As Marianne works a series of cleaning gigs, she’s befriended by several generous people, mostly women, including one who offers her a battered car. Marianne uses the vehicle to give Christèle rides to her way-out-of-town job at the local port, where she’s part of a team that must clean and refresh a France-to-Britain ferry in a mere 90 minutes. Workers who dawdle will find themselves trapped on the nine-hour voyage to Portsmouth — a predicament that will, of course, eventually occur.
Soon Marianne has joined the ferry custodial crew, and she becomes close to Christèle and her kids, as well as the younger Marilou (Léa Carne). As they clean toilets and make beds, the three women appear to be equals trapped near the bottom of the Gallic economy (although not so low as African refugees in limbo who are glimpsed near the port). But what might Christèle and Marilou think of Marianne if they knew why she was really there?
They inevitably find out, in a contrived scene. But it seems likely that the working-class women would have detected some caste or educational barrier between them and their new friend far sooner. Perhaps Marianne is meant to be as good an actor as Binoche. But the script’s crucial weakness is that the central characters are not drawn in sufficient detail. The screenwriters concentrate on the women’s shared experience of scrubbing and swabbing — humiliating and physically crushing — and provide only an occasional hint of the knowledge and experience that would separate a Parisian writer from provincial cleaners shaped by poverty and drudgery.
“Between Two Worlds” is freshest when it emphasizes its documentary-like qualities, such as the brief inserts of everyday scenes and locales shot by Philippe Lagnier without any guidance from the director. Less effective are traditional movie elements like Mathieu Lamboley’s score, which flirts too openly with Philip Glass’s style.

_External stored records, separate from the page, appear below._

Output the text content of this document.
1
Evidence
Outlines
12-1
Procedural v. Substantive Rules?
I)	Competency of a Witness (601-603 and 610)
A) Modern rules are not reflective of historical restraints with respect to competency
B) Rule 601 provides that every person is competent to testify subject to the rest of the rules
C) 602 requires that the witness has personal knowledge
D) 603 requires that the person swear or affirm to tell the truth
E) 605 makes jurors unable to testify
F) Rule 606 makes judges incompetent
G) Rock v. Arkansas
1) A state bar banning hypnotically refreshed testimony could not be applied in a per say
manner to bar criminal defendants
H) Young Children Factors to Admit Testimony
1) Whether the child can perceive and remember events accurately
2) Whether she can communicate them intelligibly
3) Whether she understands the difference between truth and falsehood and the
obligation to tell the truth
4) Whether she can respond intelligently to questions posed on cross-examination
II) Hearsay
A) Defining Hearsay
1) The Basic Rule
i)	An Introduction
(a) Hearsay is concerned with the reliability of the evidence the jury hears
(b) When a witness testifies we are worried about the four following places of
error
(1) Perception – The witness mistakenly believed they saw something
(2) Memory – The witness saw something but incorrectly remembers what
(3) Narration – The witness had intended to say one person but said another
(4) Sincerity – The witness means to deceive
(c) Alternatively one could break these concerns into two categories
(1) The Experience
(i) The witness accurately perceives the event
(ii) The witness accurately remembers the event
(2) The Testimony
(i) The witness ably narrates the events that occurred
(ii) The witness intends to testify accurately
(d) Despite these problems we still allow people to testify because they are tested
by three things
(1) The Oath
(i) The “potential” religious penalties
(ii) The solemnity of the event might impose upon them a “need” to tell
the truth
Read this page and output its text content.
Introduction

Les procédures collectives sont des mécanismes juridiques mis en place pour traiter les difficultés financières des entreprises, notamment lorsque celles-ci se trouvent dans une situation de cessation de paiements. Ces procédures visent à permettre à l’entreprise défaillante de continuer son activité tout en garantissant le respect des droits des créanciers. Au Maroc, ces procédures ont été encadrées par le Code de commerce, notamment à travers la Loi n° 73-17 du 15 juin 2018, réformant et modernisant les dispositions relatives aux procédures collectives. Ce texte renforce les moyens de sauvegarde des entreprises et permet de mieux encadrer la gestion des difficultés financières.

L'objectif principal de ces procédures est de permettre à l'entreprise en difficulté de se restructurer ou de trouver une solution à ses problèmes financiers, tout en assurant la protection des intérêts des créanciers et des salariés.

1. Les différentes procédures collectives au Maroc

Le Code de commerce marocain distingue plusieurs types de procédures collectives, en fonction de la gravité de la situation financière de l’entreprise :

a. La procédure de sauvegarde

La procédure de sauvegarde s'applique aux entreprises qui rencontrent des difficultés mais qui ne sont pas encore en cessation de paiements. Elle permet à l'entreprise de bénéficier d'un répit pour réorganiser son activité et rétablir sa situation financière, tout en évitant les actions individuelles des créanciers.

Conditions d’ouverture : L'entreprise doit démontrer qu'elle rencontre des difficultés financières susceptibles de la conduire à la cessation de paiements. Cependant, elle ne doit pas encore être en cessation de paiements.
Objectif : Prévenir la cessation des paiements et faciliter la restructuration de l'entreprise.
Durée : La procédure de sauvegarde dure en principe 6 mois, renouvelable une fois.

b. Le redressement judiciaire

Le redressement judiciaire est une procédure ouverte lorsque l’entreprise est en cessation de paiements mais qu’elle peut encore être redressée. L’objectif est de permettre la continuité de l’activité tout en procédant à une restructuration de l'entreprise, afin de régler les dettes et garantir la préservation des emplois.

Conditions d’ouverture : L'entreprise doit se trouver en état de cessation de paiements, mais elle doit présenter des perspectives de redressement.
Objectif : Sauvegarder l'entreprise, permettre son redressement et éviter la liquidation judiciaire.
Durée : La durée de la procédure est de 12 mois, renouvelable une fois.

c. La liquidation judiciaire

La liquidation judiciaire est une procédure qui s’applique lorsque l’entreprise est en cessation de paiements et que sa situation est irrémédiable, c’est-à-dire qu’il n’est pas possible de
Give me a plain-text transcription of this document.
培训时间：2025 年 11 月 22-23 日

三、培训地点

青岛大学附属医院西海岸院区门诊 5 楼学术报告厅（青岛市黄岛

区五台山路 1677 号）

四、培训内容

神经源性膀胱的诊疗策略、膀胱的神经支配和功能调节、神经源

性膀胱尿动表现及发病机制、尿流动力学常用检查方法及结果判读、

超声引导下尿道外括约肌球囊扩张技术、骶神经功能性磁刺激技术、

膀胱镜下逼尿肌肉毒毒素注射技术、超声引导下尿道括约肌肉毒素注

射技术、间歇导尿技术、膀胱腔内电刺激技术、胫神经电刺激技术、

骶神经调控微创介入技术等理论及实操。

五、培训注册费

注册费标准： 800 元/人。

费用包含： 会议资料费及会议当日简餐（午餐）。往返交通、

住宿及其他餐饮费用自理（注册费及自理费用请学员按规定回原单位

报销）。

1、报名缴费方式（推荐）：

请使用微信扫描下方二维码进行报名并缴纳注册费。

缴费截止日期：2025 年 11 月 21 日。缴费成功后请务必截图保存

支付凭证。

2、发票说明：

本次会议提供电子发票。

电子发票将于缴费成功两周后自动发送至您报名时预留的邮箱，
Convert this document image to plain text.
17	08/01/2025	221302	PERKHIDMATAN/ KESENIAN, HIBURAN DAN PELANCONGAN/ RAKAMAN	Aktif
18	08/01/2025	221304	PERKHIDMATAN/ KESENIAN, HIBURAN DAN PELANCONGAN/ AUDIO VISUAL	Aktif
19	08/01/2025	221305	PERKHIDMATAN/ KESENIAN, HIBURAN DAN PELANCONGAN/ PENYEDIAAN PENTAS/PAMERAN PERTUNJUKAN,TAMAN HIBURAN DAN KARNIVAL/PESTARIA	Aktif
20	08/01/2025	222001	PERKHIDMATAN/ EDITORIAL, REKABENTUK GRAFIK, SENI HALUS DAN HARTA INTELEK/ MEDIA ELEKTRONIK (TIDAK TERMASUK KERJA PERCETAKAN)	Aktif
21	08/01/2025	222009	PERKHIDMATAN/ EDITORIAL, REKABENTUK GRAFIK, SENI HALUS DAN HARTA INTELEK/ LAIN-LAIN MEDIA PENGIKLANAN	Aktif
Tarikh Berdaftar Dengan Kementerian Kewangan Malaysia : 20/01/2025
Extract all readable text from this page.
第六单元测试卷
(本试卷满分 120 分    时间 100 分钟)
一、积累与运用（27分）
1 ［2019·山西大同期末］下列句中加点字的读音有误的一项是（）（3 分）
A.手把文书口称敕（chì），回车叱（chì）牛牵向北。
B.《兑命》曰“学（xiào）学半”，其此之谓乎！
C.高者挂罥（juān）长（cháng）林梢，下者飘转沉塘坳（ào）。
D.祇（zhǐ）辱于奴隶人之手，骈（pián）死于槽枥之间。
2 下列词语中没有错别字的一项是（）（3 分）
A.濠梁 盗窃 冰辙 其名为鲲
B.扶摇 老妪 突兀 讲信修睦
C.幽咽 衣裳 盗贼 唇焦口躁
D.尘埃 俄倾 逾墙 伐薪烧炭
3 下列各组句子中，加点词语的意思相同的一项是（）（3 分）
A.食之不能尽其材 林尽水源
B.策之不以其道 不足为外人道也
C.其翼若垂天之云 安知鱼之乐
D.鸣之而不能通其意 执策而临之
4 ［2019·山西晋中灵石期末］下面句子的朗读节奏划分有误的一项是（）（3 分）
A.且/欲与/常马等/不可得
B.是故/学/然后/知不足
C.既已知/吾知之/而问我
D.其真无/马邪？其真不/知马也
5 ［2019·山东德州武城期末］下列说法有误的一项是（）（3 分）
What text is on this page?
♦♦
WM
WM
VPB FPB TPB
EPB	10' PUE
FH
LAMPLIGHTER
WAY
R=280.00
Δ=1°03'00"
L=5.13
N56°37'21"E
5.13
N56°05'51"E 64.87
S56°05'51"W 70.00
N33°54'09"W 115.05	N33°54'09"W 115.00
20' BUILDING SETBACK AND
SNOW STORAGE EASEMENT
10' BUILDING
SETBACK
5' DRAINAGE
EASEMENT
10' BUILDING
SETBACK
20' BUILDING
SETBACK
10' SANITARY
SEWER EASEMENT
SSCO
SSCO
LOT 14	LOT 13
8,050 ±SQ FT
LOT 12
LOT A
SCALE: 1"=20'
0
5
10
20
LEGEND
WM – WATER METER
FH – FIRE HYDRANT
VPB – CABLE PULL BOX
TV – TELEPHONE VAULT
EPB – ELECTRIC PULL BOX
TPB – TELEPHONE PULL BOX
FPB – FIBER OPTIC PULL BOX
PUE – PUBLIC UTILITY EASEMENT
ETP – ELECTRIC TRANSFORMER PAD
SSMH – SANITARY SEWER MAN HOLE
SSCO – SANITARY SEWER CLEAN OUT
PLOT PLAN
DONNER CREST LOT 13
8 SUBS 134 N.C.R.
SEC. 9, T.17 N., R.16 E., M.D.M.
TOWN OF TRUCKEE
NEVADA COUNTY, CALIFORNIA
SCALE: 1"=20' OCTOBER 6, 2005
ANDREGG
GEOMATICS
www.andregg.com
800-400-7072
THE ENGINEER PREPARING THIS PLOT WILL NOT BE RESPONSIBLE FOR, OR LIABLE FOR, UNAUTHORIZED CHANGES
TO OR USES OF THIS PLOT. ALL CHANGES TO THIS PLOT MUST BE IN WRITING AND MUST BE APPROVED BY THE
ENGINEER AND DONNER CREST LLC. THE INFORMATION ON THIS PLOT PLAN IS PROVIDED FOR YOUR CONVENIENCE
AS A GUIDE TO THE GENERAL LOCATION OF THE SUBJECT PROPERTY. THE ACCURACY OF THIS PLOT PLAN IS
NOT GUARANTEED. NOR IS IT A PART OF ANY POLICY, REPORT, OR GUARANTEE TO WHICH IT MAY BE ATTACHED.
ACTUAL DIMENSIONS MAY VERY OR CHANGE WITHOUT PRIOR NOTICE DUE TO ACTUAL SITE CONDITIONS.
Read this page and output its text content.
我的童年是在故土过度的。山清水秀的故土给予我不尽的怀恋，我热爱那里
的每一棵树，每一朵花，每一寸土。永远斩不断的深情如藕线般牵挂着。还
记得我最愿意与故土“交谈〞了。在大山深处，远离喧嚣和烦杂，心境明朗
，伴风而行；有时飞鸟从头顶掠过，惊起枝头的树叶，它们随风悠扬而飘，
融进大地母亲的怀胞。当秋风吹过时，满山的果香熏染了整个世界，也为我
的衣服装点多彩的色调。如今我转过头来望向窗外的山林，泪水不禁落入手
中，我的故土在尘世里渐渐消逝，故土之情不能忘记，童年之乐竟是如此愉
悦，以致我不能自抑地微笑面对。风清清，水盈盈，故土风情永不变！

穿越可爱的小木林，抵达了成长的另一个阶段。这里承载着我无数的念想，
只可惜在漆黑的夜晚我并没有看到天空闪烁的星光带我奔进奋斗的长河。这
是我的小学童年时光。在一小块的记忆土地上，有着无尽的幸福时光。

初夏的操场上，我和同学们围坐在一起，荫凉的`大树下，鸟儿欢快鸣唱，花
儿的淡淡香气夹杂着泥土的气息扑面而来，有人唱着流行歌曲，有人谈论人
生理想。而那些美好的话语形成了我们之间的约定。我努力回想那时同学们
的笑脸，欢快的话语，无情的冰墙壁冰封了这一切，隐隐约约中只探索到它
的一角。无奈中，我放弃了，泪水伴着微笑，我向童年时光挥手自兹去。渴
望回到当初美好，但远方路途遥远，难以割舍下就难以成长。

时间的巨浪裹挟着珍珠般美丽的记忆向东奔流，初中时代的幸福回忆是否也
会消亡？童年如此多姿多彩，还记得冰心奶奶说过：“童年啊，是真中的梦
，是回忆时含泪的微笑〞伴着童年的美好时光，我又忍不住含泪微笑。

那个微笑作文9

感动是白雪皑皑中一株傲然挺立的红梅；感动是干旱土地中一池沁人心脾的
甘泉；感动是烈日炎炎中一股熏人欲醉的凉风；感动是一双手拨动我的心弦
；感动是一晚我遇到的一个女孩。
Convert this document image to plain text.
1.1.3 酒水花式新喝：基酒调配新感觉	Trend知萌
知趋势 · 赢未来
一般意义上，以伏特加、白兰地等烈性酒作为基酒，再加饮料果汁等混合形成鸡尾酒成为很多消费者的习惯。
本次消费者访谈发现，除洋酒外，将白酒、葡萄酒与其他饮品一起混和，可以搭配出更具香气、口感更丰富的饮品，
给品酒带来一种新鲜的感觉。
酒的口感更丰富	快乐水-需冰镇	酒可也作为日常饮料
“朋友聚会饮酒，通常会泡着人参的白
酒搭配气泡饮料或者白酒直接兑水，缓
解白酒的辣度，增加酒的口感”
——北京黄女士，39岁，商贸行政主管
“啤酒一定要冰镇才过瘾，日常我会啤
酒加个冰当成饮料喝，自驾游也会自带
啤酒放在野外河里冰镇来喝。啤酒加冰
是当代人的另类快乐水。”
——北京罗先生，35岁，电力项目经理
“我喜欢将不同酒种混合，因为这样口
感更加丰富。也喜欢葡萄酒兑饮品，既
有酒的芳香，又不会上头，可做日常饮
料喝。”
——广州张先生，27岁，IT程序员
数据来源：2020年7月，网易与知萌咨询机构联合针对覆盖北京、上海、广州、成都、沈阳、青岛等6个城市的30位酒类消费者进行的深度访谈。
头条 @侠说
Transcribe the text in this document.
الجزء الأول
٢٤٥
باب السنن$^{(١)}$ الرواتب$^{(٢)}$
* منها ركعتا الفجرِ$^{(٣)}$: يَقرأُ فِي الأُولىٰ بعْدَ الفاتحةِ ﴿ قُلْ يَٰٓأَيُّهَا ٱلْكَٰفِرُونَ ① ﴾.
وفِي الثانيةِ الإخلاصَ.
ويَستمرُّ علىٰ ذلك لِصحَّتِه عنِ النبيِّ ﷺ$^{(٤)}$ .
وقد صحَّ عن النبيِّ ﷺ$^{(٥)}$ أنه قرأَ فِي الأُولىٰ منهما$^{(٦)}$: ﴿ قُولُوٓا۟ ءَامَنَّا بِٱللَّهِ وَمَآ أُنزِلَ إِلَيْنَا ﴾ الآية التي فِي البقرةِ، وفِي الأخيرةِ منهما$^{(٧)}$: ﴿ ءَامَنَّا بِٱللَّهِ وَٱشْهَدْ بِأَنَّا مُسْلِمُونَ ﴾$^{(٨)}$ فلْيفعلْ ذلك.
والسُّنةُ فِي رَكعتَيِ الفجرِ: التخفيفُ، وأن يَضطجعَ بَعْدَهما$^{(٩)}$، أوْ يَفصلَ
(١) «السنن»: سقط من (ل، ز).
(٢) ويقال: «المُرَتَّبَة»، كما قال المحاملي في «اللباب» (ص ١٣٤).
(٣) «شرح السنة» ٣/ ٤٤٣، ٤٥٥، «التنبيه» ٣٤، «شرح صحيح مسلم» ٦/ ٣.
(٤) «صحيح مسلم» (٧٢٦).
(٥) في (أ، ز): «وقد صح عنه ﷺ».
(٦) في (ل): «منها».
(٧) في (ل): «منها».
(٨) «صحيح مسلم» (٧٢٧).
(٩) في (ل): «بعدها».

Binoche, who’s one of the film’s associate producers, is the dominant presence, even if she doesn’t appear in the poignant final shot. But it’s significant that the performer is alone in some of her most powerful moments, notably ones based on a loss the actress suffered while making the movie. These scenes are moving and indelible, but they also underscore the movie’s fundamental dilemma: It never really crosses the divide between the two worlds it attempts to depict.
Unrated. At Landmark’s E Street Cinema and the Cinema Arts Theatre. Contains strong language, drinking and smoking. In French with subtitles. 106 minutes.
correction
An earlier version of this article mispelled the last name of the character Marianne Winckler as Marianne Winkler. The article has been corrected and updated.